Wav2wav: Wave-to-Wave Voice Conversion

📖 Paper Information

Title: Wav2wav: Wave-to-Wave Voice Conversion
Author(s): Changhyeon Jeong, Hyung-pil Chang, In-Chul Yoo, Dongsuk Yook
Published In: Applied Sciences (MDPI)
Publication Year: 2024
DOI (Digital Object Identifier): https://www.mdpi.com/2076-3417/14/10/4251

📌 Introduction

This repository provides the source code associated with the paper "Wav2wav: Wave-to-Wave Voice Conversion." The purpose of this project is to implement a novel voice conversion architecture that integrates the feature extractor, feature converter, and vocoder into a single module trained in an end-to-end manner.

📁 Directory Structure

train.py, models.py: The core files of the project.
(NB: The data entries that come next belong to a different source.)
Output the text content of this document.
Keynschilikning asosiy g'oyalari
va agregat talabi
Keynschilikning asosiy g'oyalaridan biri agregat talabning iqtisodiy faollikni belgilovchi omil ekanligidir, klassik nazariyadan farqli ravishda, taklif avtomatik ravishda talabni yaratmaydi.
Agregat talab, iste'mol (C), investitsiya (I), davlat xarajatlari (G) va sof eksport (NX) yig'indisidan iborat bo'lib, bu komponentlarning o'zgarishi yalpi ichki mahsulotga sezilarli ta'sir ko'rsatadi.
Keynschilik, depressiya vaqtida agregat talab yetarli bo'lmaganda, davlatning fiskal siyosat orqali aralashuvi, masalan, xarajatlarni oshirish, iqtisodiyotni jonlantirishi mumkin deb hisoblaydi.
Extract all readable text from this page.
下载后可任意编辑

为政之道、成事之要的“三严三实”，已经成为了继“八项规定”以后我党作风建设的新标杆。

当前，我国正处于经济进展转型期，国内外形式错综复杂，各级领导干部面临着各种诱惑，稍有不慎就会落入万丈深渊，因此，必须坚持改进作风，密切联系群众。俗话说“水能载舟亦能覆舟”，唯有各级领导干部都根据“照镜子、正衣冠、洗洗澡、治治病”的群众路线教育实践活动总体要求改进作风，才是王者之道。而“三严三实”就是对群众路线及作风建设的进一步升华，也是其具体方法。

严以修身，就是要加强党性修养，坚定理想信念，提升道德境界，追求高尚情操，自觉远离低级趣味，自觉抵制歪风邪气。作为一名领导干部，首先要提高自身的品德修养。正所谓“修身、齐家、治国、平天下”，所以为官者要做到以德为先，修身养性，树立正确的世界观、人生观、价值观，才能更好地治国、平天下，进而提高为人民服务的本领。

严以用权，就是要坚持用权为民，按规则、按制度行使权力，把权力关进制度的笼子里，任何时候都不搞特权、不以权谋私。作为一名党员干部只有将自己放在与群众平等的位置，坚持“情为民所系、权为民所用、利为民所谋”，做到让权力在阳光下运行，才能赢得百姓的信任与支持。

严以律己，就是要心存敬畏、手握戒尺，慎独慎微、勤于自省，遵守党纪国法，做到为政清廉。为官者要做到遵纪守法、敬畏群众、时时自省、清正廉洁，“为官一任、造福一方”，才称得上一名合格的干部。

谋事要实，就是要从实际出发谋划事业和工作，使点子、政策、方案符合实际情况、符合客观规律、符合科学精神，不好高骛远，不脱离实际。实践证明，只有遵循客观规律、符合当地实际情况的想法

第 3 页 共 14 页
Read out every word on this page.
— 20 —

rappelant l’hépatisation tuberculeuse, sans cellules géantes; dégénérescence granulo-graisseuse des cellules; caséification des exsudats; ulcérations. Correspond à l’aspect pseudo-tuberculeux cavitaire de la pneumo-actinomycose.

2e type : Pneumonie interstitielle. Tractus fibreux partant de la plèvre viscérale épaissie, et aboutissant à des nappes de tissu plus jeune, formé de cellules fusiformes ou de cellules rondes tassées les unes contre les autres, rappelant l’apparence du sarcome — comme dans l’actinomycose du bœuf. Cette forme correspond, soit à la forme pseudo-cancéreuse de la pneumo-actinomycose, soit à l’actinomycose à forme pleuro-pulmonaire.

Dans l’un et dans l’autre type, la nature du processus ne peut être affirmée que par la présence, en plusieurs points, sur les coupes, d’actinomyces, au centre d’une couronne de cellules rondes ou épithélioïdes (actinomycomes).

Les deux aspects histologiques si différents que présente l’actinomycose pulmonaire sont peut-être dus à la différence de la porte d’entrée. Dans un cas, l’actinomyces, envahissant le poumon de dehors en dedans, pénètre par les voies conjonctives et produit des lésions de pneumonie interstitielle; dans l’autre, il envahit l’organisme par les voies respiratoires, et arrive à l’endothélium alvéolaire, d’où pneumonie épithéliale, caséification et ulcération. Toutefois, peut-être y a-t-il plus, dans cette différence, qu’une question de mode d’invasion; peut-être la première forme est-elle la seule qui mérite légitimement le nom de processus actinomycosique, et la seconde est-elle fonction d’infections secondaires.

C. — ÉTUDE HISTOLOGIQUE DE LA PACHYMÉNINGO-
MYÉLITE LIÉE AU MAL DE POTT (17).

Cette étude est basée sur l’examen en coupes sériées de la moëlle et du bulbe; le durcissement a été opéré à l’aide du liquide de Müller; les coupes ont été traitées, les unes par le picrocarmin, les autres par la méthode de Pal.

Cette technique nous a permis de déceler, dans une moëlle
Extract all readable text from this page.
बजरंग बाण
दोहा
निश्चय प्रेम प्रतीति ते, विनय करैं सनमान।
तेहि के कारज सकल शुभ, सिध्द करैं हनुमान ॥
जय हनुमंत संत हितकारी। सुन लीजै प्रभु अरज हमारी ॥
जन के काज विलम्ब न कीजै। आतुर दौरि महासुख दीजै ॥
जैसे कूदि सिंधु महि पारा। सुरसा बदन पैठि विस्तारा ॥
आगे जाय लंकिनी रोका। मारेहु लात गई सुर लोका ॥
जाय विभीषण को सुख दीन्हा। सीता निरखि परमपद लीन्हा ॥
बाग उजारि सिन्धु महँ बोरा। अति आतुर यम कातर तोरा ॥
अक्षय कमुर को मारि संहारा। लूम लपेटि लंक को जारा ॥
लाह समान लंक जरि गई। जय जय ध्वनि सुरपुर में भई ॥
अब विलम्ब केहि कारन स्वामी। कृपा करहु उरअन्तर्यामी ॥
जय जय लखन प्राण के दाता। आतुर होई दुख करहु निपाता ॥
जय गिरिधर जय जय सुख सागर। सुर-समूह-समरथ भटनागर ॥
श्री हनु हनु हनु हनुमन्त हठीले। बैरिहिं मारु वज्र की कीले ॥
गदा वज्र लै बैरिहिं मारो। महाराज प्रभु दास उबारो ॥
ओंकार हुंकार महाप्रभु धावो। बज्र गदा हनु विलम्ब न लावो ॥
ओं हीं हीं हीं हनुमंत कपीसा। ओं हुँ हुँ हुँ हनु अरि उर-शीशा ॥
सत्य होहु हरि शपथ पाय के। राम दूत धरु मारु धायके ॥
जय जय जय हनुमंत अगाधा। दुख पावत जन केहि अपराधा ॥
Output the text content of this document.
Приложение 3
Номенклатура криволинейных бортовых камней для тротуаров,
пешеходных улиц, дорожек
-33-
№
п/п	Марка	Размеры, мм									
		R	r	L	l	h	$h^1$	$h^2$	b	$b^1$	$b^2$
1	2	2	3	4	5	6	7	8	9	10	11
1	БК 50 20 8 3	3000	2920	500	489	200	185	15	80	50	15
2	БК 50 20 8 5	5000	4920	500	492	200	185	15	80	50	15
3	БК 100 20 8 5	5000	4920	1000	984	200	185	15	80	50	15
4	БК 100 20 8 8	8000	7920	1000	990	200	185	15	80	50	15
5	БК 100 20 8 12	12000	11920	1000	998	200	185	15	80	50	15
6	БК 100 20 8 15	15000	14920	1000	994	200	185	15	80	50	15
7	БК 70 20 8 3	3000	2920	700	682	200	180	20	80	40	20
These files have been most frequently modified for training and evaluation purposes.
cp_* directories: Contain trained weights and TensorBoard logs generated during training.
gen_wavs* directories: Store generated audio samples using trained weights.
train_*.sh: Shell scripts used to train train.py and its variants. Various hyperparameters are defined within these scripts or in config_v1.json.
conv.sh: A script used to generate audio samples from trained weights.(using cp* directories)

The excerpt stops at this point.